The exclusion principle only applies to identical particles. If two fermions can annihilate, they are not identical.

15. Jul 16, 2007

### triggernum5

But in a formation of a neutron star, wouldn't existing neutrons exert a degeneracy pressure on the protons and electrons (which are not identical particles), while the lower degeneracy pressure between the electrons and protons collapes to form more neutrons..
I realize charge is a major aspect that can't be overlooked, but if its irrelevant to the particular wave-functions, or if another symetry is formed, then the particles would be indestinguishable would they not?

16. Jul 16, 2007

### Parlyne

In a neutron star, the degeneracy pressure directly affect the neutrons. There is no degeneracy pressure between protons and electrons. However, there is quite high pressure in the ordinary classical sense, simply due to how far gravity has compacted the matter. This makes is energetically favorable for protons and electrons to inverse beta-decay into neutrons and neutrinos, and these new neutrons do feel the neutron degeneracy pressure.

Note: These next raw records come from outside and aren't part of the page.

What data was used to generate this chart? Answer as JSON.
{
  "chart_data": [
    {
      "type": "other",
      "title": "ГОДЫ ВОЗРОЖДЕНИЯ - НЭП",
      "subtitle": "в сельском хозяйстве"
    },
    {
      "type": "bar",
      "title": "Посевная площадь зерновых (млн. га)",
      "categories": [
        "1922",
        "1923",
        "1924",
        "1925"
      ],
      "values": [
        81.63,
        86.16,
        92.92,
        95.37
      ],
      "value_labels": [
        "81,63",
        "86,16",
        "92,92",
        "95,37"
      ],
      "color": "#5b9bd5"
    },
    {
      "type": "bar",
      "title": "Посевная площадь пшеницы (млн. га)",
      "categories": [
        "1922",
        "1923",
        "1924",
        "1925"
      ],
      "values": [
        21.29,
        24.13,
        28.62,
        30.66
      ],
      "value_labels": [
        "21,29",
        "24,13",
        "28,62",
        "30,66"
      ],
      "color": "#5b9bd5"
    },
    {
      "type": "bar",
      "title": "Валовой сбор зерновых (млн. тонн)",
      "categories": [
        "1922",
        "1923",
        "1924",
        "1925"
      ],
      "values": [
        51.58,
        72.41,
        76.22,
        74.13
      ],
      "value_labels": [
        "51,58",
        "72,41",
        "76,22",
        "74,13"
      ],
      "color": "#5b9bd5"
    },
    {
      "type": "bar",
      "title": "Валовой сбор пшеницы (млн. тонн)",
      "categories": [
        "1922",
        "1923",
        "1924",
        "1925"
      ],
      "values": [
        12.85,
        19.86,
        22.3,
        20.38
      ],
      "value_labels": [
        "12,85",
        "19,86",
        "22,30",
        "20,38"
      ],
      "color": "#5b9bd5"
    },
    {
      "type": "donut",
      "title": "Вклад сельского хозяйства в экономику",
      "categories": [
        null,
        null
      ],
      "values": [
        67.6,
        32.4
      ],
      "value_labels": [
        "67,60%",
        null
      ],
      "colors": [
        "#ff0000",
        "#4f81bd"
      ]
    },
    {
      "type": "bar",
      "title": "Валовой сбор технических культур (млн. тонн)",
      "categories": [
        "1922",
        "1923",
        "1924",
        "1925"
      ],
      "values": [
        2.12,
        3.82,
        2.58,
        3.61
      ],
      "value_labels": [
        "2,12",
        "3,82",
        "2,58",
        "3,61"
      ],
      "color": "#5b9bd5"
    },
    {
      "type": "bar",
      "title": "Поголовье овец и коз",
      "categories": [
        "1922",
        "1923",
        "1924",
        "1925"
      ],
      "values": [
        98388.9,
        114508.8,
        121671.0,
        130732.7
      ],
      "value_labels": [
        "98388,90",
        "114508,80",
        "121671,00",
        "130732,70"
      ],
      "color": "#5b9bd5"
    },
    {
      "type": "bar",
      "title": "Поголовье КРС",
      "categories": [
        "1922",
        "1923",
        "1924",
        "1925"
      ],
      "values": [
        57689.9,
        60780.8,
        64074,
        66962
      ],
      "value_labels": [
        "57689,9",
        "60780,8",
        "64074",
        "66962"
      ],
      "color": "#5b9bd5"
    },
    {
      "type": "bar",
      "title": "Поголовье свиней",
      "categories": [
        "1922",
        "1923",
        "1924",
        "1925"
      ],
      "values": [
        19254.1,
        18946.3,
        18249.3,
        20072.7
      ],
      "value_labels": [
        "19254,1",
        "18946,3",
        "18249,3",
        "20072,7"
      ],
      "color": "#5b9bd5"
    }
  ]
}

Since electron/positron annihilation is an electromagnetic process, nothing you can do will let you ignore charge. Spin directions, though, are not a problem, as spin can flip.

17. Jul 17, 2007

### triggernum5

Thanks, laying in bed last night I realized how wrong I must be.. That explains why..

18. Jul 17, 2007

### urnchurl

My original question about the electron and positron annihilating has no place in classical thoery. One must consider quantum electrodynamics, since afterall, pair annihilation is a consequence of relativistic quantum field theory and is easily handled in QED, as opposed to classical electromagnetic theory which does not predict pair annihilation or antimatter. However, this original thought prompted me to review renormalization theory. I'm glad I could stimulate further thought for myself and everyone else.

19. Jul 19, 2007

### affinefield

Pair Production

Pair production is ALWAYS "RELATIVISTIC"!!!.Think of Feynman.Think of the interpretation of processes in space-time,and reverse the direction.The production of a e(+)/e(-) pair from a photon of energy >2mc squared is EXACTLY THE SAME as the time-reversed process.Everything is conserved.The "change-in-the-number" of field quanta is a built-in feature of quantum field theory.The relativistic theory of photon/charged particle interaction.